Continua il braccio di ferro tra Google e l’Australia. La politica locale studia una legge per imporre al colosso di pagare gli editori ogni volta che un loro articolo viene semplicemente linkato sul motore di ricerca della compagnia.

A scanso di equivoci, si tratta di una versione molto più radicale della normativa europea che, al contrario, riguarda gli snipet e in particolare i contenuti di Google News. L’azienda ha spiegato che se una legge di questo tipo dovesse diventare realtà, Google non avrà altre alternative se non quella di abbandonare una volta per tutte il Paese.

Google sta cercando di convincere i politici australiani ad approvare una normativa più mite, in linea con Google Showcase, il programma di Google che ricompensa alcuni editori selezionati per i loro contenuti di qualità. L’azienda di Mountain View ha già investito 1 miliardo di dollari nel programma Showcase.

Nella giornata di ieri, il colosso ha anche stretto un accordo con i principali editori francesi, prevedendo dei compensi per l’uso dei loro articoli. Ne abbiamo parlato qua:

Google sostiene che il motore di ricerca si limiti a mostrare dei link, e starebbe poi all’utente scegliere se e quali link cliccare — peraltro portando traffico sui siti degli editori.

Nel momento in cui dovesse ricompensare gli editori semplicemente per aver mostrato un link, l’azienda sostiene che «il motore di ricerca di Google non potrebbe più funzionare correttamente». In altre parole? L’azienda americana dovrebbe interrompere il servizio in Australia.
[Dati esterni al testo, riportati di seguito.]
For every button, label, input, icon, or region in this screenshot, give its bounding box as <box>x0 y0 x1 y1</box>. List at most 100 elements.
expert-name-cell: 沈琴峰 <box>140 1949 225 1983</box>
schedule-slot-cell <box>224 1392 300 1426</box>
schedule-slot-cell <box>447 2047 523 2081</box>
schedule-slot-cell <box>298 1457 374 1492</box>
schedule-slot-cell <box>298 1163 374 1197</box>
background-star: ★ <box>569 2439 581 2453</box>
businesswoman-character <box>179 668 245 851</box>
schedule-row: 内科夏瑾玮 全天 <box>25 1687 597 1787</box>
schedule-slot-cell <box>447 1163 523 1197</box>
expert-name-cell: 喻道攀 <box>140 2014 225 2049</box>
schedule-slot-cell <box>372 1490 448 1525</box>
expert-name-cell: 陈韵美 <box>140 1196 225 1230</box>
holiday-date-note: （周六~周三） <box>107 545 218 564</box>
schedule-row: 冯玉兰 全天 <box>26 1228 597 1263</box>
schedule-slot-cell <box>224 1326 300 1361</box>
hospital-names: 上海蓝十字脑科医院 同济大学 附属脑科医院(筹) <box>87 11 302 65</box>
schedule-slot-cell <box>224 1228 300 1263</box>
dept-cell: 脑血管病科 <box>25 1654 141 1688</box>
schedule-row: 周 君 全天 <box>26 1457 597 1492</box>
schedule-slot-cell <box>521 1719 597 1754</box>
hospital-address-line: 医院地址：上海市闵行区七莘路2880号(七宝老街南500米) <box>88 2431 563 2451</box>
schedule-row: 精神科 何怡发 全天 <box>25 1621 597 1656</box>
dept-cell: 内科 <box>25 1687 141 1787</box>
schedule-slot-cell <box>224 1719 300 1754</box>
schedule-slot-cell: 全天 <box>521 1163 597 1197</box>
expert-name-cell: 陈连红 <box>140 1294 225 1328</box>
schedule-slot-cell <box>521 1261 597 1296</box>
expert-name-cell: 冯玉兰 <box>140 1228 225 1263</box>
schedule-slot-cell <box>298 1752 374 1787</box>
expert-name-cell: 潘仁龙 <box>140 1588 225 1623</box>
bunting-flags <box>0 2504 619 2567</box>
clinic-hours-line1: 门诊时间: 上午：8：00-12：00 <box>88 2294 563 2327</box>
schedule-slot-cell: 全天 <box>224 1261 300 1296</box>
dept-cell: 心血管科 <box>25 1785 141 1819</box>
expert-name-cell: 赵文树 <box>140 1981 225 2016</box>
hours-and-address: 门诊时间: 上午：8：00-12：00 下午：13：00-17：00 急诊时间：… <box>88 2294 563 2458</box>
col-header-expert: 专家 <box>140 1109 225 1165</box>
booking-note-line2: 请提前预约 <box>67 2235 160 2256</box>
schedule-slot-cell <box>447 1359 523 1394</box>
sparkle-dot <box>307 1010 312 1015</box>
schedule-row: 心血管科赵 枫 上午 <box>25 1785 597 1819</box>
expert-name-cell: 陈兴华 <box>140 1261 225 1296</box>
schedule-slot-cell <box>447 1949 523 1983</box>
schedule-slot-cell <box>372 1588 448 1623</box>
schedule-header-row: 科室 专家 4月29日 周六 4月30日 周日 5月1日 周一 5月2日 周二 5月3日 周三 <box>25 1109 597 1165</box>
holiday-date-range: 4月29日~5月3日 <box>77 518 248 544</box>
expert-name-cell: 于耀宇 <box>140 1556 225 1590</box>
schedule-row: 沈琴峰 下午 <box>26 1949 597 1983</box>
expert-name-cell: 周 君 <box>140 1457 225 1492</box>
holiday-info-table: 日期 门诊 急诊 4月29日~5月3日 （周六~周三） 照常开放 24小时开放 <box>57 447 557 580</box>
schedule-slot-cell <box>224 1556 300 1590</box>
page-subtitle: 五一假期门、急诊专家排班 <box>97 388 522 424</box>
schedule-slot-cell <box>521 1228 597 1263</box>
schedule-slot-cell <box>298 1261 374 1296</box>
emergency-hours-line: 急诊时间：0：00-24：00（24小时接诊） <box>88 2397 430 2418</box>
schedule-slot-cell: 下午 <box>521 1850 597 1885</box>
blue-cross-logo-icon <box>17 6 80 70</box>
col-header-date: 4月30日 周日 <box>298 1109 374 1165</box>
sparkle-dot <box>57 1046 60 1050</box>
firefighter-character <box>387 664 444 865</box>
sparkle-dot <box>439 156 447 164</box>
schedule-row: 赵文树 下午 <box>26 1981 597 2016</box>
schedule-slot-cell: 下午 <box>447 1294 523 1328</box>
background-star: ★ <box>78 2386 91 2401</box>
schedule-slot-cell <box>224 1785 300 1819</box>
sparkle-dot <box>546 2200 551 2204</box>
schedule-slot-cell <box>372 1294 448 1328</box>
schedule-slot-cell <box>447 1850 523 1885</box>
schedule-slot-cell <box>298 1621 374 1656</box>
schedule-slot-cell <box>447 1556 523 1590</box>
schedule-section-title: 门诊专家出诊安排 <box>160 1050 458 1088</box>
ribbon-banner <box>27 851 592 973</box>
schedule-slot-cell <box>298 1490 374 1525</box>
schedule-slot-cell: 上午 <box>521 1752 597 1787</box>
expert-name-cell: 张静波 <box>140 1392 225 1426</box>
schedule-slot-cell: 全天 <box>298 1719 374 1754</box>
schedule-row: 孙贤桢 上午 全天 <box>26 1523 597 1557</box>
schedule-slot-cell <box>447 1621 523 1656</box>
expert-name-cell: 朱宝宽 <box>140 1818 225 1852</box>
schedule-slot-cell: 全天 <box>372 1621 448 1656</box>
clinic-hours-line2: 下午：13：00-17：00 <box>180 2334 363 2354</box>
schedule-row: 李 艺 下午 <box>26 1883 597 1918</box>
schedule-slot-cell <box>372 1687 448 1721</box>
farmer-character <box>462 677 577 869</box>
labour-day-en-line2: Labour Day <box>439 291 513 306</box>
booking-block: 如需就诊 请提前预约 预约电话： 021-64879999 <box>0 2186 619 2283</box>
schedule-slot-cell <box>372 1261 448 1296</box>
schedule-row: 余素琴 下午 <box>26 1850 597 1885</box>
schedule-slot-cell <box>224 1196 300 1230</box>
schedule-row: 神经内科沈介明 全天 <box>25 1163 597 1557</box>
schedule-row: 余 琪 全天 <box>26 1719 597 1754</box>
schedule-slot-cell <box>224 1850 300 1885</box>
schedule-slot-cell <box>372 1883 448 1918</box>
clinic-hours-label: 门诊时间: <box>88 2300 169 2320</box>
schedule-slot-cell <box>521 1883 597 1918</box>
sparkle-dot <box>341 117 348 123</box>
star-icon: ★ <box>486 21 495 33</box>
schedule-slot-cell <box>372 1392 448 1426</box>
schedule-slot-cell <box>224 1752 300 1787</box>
Parole che non sono piaciute al primo ministro australiano che in una nota ha dichiarato:

Permettetemi di essere molto chiaro. È l’Australia a scegliere le regole che determinano cosa è possibile fare in Australia. Questo avviene nel nostro Parlamento. Avviene nel Governo. In Australia funziona così, e le persone che vogliono accettarlo sono benvenute. Ma non accettiamo minacce.